More broadly, the proliferation of these closed venues is fueling concerns about increased fragmentation, as markets are carved into ever smaller pieces. ATSs operate under SEC oversight and must provide an overview of their operations through a public disclosure form known as ATS-N. While this form may indicate whether private rooms are in use, the terminology and level of detail vary widely, and in many cases it is difficult to tell how many rooms exist or who participates in them. Larry Tabb of Bloomberg Intelligence notes that under current rules, ATSs are not required to separate out volumes for their open pools versus private rooms, nor to distinguish trades that use “segmentation strategies” targeting specific client groups. This makes it extremely difficult for analysts and investors to gauge the market’s actual liquidity.

Regulatory landscape and differing views

About ten years ago, dark pools came under intense media and regulatory scrutiny over transparency issues, including allegations of preferential treatment for high-frequency trading firms—controversies partly ignited by Michael Lewis’s bestseller Flash Boys. When Bloomberg asked about the spread of private rooms, officials at the SEC and FINRA declined to comment.

Not all ATSs are rushing to embrace private rooms. Armando Diaz, CEO of New York–based ATS PureStream, says that when a pool is created on his platform, it is visible to all subscribers and open to anyone to join (so far, there have been no requests and volume is zero). He warns that private rooms that are not open to all subscribers could raise regulatory concerns, arguing that “the more control a host (the room creator) has over a room, the closer it gets to effectively operating an ATS, and the greater the regulatory risk becomes.”

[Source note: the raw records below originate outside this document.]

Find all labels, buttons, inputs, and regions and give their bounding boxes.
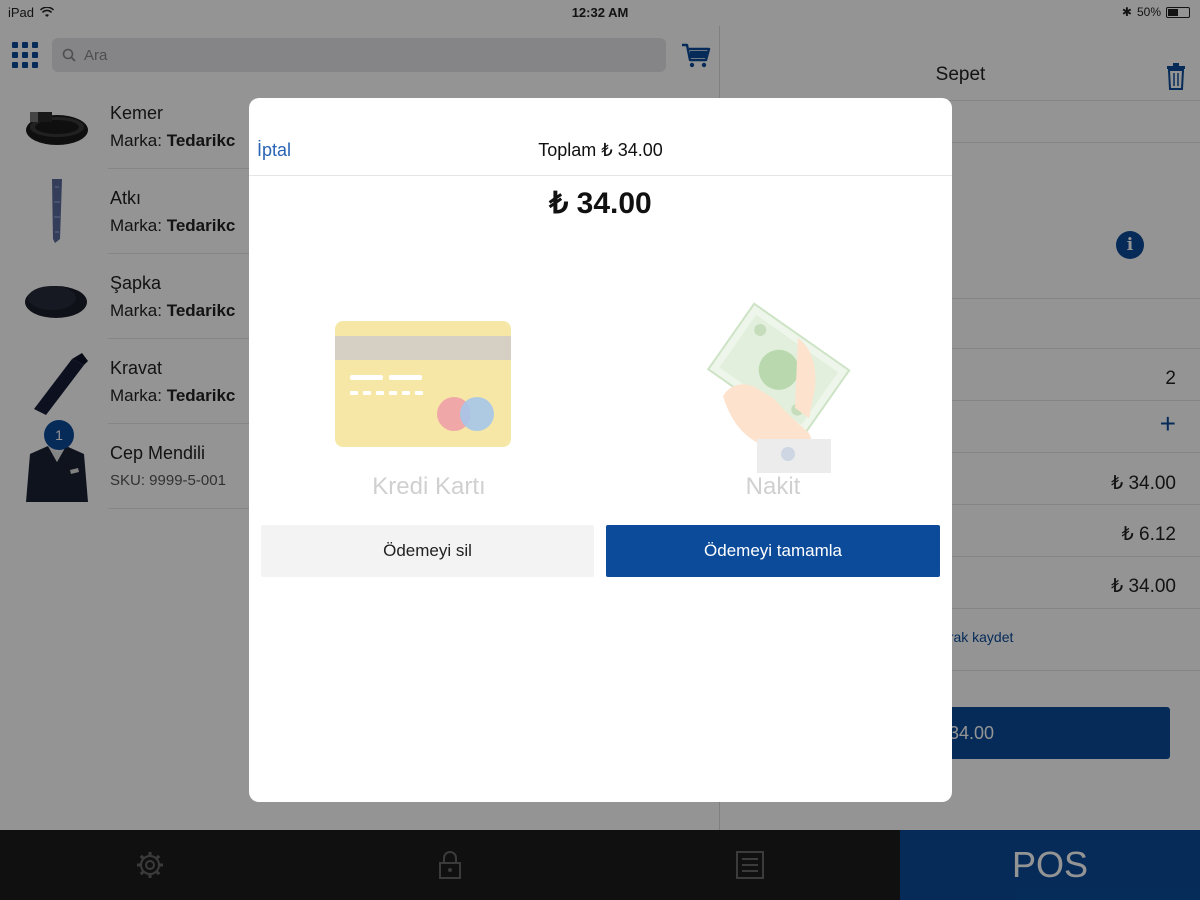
cash-label: Nakit: [745, 473, 801, 500]
credit-card-label: Kredi Kartı: [372, 473, 486, 500]
cash-option[interactable]: Nakit: [623, 298, 923, 508]
payment-amount: ₺ 34.00: [549, 187, 652, 220]
delete-payment-label: Ödemeyi sil: [383, 541, 472, 560]
payment-modal: İptal Toplam ₺ 34.00 ₺ 34.00 Kredi Kartı: [249, 98, 952, 802]
modal-title: Toplam ₺ 34.00: [538, 140, 663, 160]
complete-payment-button[interactable]: Ödemeyi tamamla: [606, 525, 940, 577]
credit-card-option[interactable]: Kredi Kartı: [279, 298, 579, 508]
credit-card-icon: [335, 321, 511, 447]
complete-payment-label: Ödemeyi tamamla: [704, 541, 842, 560]
modal-header: İptal Toplam ₺ 34.00: [249, 98, 952, 176]
delete-payment-button[interactable]: Ödemeyi sil: [261, 525, 594, 577]
cash-icon: [706, 302, 851, 473]
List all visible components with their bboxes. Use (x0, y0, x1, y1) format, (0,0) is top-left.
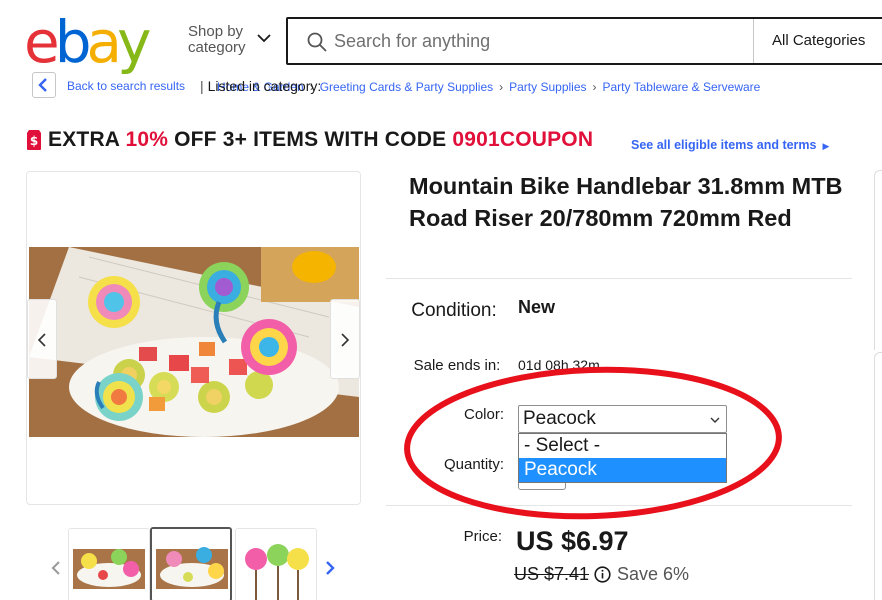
search-input[interactable] (334, 27, 734, 55)
product-main-image[interactable] (29, 247, 359, 437)
eligible-items-link[interactable]: See all eligible items and terms ▶ (631, 138, 829, 152)
back-button[interactable] (32, 72, 56, 98)
thumbnail-2[interactable] (150, 527, 232, 600)
gallery-prev-button[interactable] (27, 299, 57, 379)
chevron-right-icon: › (592, 80, 597, 94)
current-price: US $6.97 (516, 526, 629, 556)
savings-text: Save 6% (617, 564, 690, 584)
thumbnail-3[interactable] (235, 528, 317, 600)
color-select[interactable]: Peacock (518, 405, 727, 433)
side-panel-edge (874, 170, 882, 350)
sale-ends-label: Sale ends in: (413, 357, 501, 374)
promo-text-2: OFF 3+ ITEMS WITH CODE (168, 128, 453, 151)
svg-text:$: $ (30, 134, 38, 148)
condition-value: New (518, 297, 556, 317)
side-panel-edge (874, 352, 882, 600)
sale-countdown: 01d 08h 32m (518, 357, 600, 373)
chevron-down-icon (257, 34, 271, 43)
info-icon[interactable] (594, 566, 611, 583)
breadcrumb-party-supplies[interactable]: Party Supplies (509, 80, 586, 94)
promo-text-1: EXTRA (48, 128, 126, 151)
thumbnails-next-icon[interactable] (324, 560, 336, 576)
back-to-results-link[interactable]: Back to search results (67, 79, 185, 93)
color-option-select[interactable]: - Select - (519, 434, 726, 458)
price-divider (386, 505, 852, 506)
color-select-value: Peacock (523, 408, 596, 429)
chevron-down-icon (710, 417, 720, 423)
category-select[interactable]: All Categories (753, 19, 882, 63)
breadcrumb-party-tableware[interactable]: Party Tableware & Serveware (603, 80, 761, 94)
image-gallery (26, 171, 361, 505)
breadcrumb: | Listed in category: Home & Garden › Greet… (198, 78, 760, 94)
promo-percent: 10% (125, 128, 169, 151)
original-price: US $7.41 (514, 564, 590, 584)
thumbnail-1[interactable] (68, 528, 150, 600)
search-bar: All Categories (286, 17, 882, 65)
chevron-right-icon: › (499, 80, 504, 94)
ebay-logo[interactable]: ebay (24, 13, 158, 71)
chevron-left-icon (37, 333, 46, 347)
product-title: Mountain Bike Handlebar 31.8mm MTB Road … (409, 173, 843, 231)
eligible-items-label: See all eligible items and terms (631, 138, 817, 152)
thumbnails-prev-icon[interactable] (50, 560, 62, 576)
color-label: Color: (463, 406, 504, 423)
logo-letter-b: b (54, 8, 92, 76)
promo-code: 0901COUPON (452, 128, 594, 151)
logo-letter-a: a (86, 8, 122, 76)
chevron-right-icon (341, 333, 350, 347)
triangle-right-icon: ▶ (822, 141, 830, 151)
logo-letter-y: y (117, 8, 151, 76)
condition-label: Condition: (411, 300, 497, 321)
color-dropdown-list: - Select - Peacock (518, 433, 727, 483)
search-icon (307, 32, 327, 52)
coupon-banner: $ EXTRA 10% OFF 3+ ITEMS WITH CODE 0901CO… (26, 128, 829, 152)
color-option-peacock[interactable]: Peacock (519, 458, 726, 482)
coupon-tag-icon: $ (27, 130, 41, 150)
gallery-next-button[interactable] (330, 299, 360, 379)
logo-letter-e: e (24, 8, 60, 76)
quantity-label: Quantity: (443, 456, 504, 473)
shop-by-category-button[interactable]: Shop by category (188, 24, 272, 60)
chevron-left-icon (38, 78, 47, 92)
breadcrumb-divider: | (200, 78, 204, 94)
price-label: Price: (463, 528, 502, 545)
breadcrumb-greeting-cards[interactable]: Greeting Cards & Party Supplies (320, 80, 493, 94)
listed-in-label: Listed in category: (207, 78, 322, 94)
title-divider (386, 278, 852, 279)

From a user’s perspective, however, private rooms are seen as a useful tool. According to the article, trades in private rooms generally aim to execute at the midpoint of the National Best Bid and Offer (NBBO), and if an order does not get filled in the room, it can be routed out to the broader ATS. At IntelligentCross, private rooms accounted for an average of about 5.4% of volume last year. OneChronos says its share is currently below 5% but is “in growth mode,” with “rising interest from both retail and institutional brokers.” LeveL declined to provide specific figures, citing the lack of industry-standard classification. Mark Gulyas of AllianceBernstein says up to 75% of the firm’s trading takes place off-exchange; while private rooms still represent a small portion, he expects their share to grow, calling them “innovative and here to stay” and adding that “a lot more is happening there than most people realize.”

The trade-off between efficiency and transparency

The “private room” phenomenon on Wall Street, dissected in detail by Bloomberg, reveals a complex facet of modern financial markets. For certain participants, these venues are viewed as innovative tools that offer clear benefits: control over trading counterparties, lower costs, and improved execution efficiency. At the same time, they carry serious risks: further undermining market-wide transparency beyond that of traditional dark pools, exacerbating the problem of phantom liquidity, accelerating market fragmentation, and making regulatory oversight more challenging. The article’s criticism of inadequate disclosure only amplifies these concerns. Ultimately, the spread of private rooms is another example of the constant tension between efficiency and transparency, and suggests that this “shadow within the shadows” warrants sustained attention and in-depth debate over its long-term impact on market structure.

What we should think more deeply about is that, for now, private rooms help make trading more efficient for the direct counterparties, but they actually undermine the efficiency of the overall market. And if more and more counterparties keep increasing the share of their trades executed in dark pools and the private rooms within them in pursuit of “efficient trading,” to the point where they account for a majority of total activity, will the system still function as originally intended?